Sandwiched between Fort Harmar Drive, a set of railroad tracks and Wood Street on Marietta's west side is an often forgotten cemetery that local historians say is full of significance.
Harmar Cemetery, which opened in 1796, was the first cemetery in the Northwest Territory - seven years older than The Mound Cemetery on Fifth Street.
The five-acre Harmar Cemetery is the final resting place for more than 1,000 local residents.
BRAD BAUER The Marietta Times
Local historian Ben Bain walks though a section of Harmar Cemetery in Marietta on Wednesday. The cemetery is the oldest in the Northwest Territory, having opened in 1796.
Local genealogist and historian Ben Bain said the cemetery is not often thought about because of its secluded location, which is also prone to flooding.
"I don't think it's that important to many people anymore ... But really, the biggest issue is the markers that have been lost over the years in major floods," Bain said. "You can walk around and you'll see indentations in the ground and you know there's a grave there but there is no marker."

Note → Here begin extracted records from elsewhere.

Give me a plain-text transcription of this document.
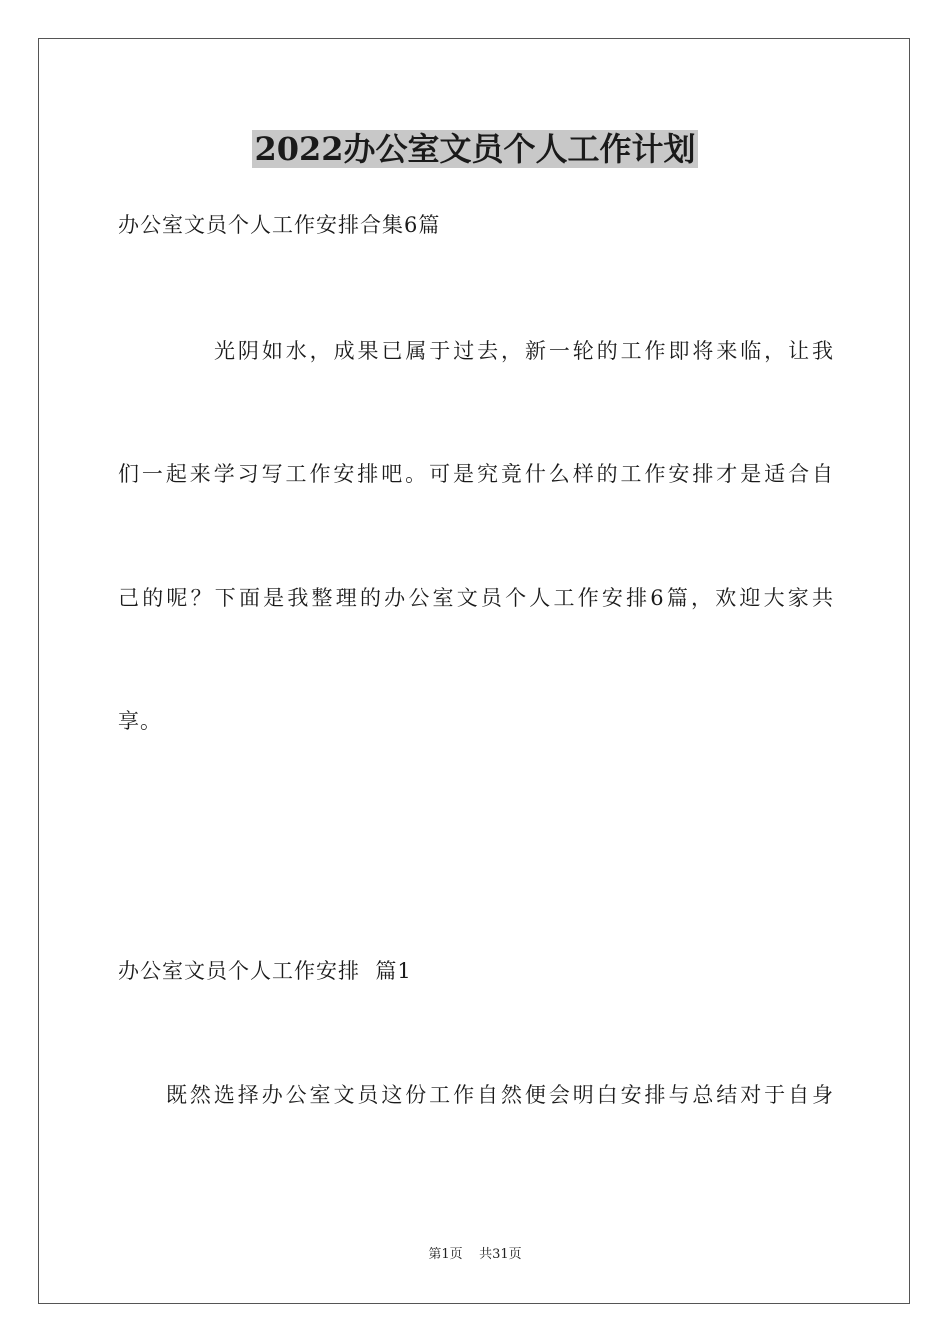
2022办公室文员个人工作计划
办公室文员个人工作安排合集6篇
光阴如水，成果已属于过去，新一轮的工作即将来临，让我
们一起来学习写工作安排吧。可是究竟什么样的工作安排才是适合自
己的呢？下面是我整理的办公室文员个人工作安排6篇，欢迎大家共
享。
办公室文员个人工作安排  篇1
既然选择办公室文员这份工作自然便会明白安排与总结对于自身
第1页    共31页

Bain has compiled a three-volume book after he scoured city and county records attempting to identify the individuals buried there. He said the cemetery first got his attention because of the many black and multi-racial families who are buried there.
- The cemetery, located at the end of Wood Street in Marietta, is the oldest cemetery in the Northwest Territory, having opened in 1796.
- The cemetery is approximately five acres in size.
- Known burials at Harmar Cemetery total more than 1,000.
- Many of the grave markers and stones are missing, having been washed away by floods.
- Early pioneers from the Putnam and Fearing families were laid to rest at Harmar Cemetery, along with many Revolutionary War and Civil War veterans.
- The cemetery is owned and maintained by the City of Marietta.
"These wouldn't have been slaves but their parents may have been (slaves)," he said. "There are also veterans from the Revolutionary War and Civil War buried here...and also members of some of the more prominent early families, like the Putnams and Fearings."
Jim Hoy, 79, of Devola, said he and his wife, Nancy, helped put on a class a few years ago looking into the history of local cemeteries. The class included a visit to Harmar Cemetery. Hoy pointed out a large monument at the cemetery erected by Dr. Charles Sumner Harrison for his parents, who died in the late 1800s.
In 1876, Harrison was the first black student to graduate from Marietta College. He received his M.D. in 1895 from Howard University and worked as a physician in the Washington D.C. area.
Hoy said a local businessman named David Putnam, who lived in the Harmar area in the mid-1800s, and who is buried at Harmar Cemetery, was very involved in the Underground Railroad and often helped black youth.
"It is my understanding he sponsored Harrison in getting his education at Marietta College," Hoy said.
Many of the streets in Harmar -Gilman, Barber and Fearing - are all named after early pioneers buried in Harmar Cemetery, Hoy said.
Joseph Gilman, who died in 1806, came to Marietta in 1788 among the first pioneers and was an early magistrate, Hoy said.
Also buried at Harmar Cemetery, Levi Barber, who died in 1833, was a veteran of the War of 1812, and was elected to the state House of Representatives and later became a congressman.
Hoy said many members of the Fearing family, including father and son Paul and Henry Fearing, are buried at Harmar Cemetery.
"That's a family that just about everyone knew," Hoy said.
Paul was an early attorney and Henry was a general merchant in town.
Benjamin Dana Fearing, son of Henry, died in 1881, and was a U.S. Civil War Brigadier General. He is laid to rest near his parents at Harmar Cemetery.